Former US Ambassador to the UN gave her 10c worth on coronavirus from the perspective of having been a governor herself. What she says is not dissimilar to that of Australia and the federal-state relationship.
“Overheated critics of President Trump accuse him of being an authoritarian. Of not caring about checks and balances, civil rights, and constitutional limits on executive power. And yet, today, many of these same critics demand that he nationalize supply chains, deploy the military on our shores and shut down every town in America. It’s a curious thing.
The coronavirus presents enormous national challenges that call for a strong federal response. But we should not lose sight of the essential role that states and governors must play. America is better served when presidents respect the diversity of states instead of dictating uniform solutions.
As a governor, when you take the oath of office to serve your state, you don’t know what will come your way. During my six years as governor of South Carolina, I dealt with a thousand-year flood, damaging hurricanes, a racially driven church shooting, a white police officer who killed an innocent black victim, and a school shooting.
When times were calm, we would try to get ahead of the curve, holding regular meetings with my emergency team to make sure we were up-to-date on supplies, procedures, logistics and technology. We learned the importance of planning and to control what we could.
I was a Republican governor with a Democrat in the White House. We disagreed on most policy matters, but we put those differences aside to serve the immediate needs of our joint constituents. You don’t serve your people if you let politics get in the way.
If you know a crisis is coming, one of the first things a governor will do is reach out to the White House to coordinate F.E.M.A. relief before it hits. Then, when the trouble arrives, everyone is on the same page.
F.E.M.A. typically sends a liaison who coordinates efforts and assesses vulnerabilities. It’s technical stuff. It requires knowing your own state and building a relationship with those on the federal level who apportion resources. It takes time, effort and foresight.

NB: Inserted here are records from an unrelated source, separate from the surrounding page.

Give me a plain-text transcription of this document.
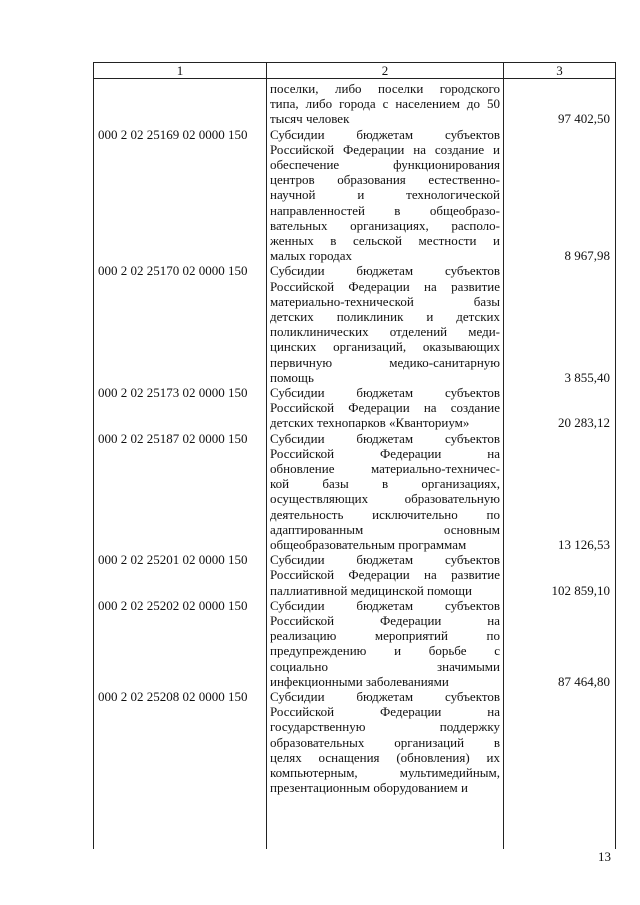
1	2	3
000 2 02 25169 02 0000 150
000 2 02 25170 02 0000 150
000 2 02 25173 02 0000 150
000 2 02 25187 02 0000 150
000 2 02 25201 02 0000 150
000 2 02 25202 02 0000 150
000 2 02 25208 02 0000 150
поселки, либо поселки городского
типа, либо города с населением до 50
тысяч человек
Субсидии бюджетам субъектов
Российской Федерации на создание и
обеспечение функционирования
центров образования естественно-
научной и технологической
направленностей в общеобразо-
вательных организациях, располо-
женных в сельской местности и
малых городах
Субсидии бюджетам субъектов
Российской Федерации на развитие
материально-технической базы
детских поликлиник и детских
поликлинических отделений меди-
цинских организаций, оказывающих
первичную медико-санитарную
помощь
Субсидии бюджетам субъектов
Российской Федерации на создание
детских технопарков «Кванториум»
Субсидии бюджетам субъектов
Российской Федерации на
обновление материально-техничес-
кой базы в организациях,
осуществляющих образовательную
деятельность исключительно по
адаптированным основным
общеобразовательным программам
Субсидии бюджетам субъектов
Российской Федерации на развитие
паллиативной медицинской помощи
Субсидии бюджетам субъектов
Российской Федерации на
реализацию мероприятий по
предупреждению и борьбе с
социально значимыми
инфекционными заболеваниями
Субсидии бюджетам субъектов
Российской Федерации на
государственную поддержку
образовательных организаций в
целях оснащения (обновления) их
компьютерным, мультимедийным,
презентационным оборудованием и
97 402,50
8 967,98
3 855,40
20 283,12
13 126,53
102 859,10
87 464,80
13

Once a crisis hits, state responsibility is primary. The federal government can provide crucial resources, but the burden is on the governor and her team to distribute them. No two states are alike, and blanket approaches won’t work.
In today’s crisis, governors from both parties have exemplified strong leadership. They know their residents and their state’s needs better than anyone in the federal government. In the state-federal partnership, governors are in the best position to control what happens on the ground, better than any president could be.
Governors know their state’s mayors and local officials who facilitate aid distribution. They know their local national guard leadership, which in many cases provides essential logistical support. They know their business leaders, who are being called on to uproot their production and services while keeping as many people employed as possible. They know their hospital administrators, who have eyes on the front-line heroes in this war. And they know the leaders of their faith communities, who often spearhead life-saving humanitarian projects.
As our highest nationally elected leader, of course President Trump has enormous responsibility in this unprecedented crisis, and he is marshaling the federal response on a massive scale. But in implementing plans to save people’s lives and keep our economy afloat, look no further than the governors.
They have complicated and difficult jobs. In this crisis, as in any, some are showing their competence and leadership, while others are revealing their shortcomings. It’s true that states shouldn’t have to compete, to bid against each other for supplies at inflated prices. And party politics shouldn’t factor in disbursing federal resources to states. But, most often, this is not the case. Governors who complain about the Trump administration are, in some cases, attempting to distract from their own failures to plan and execute.
Governors are the most successful when they are given the flexibility to lead. The federal government can provide the resources, but it should not take away too much flexibility. New York is not New Mexico. South Dakota is not South Carolina.
Our Constitution has it right: Keep control and decision making close to the people. We are seeing that play out in every state today. We face a painful challenge, but we will get through it. When we do, we will look back and see that governors rose to meet the challenge, and they did it best when Washington did not impose too much on them.”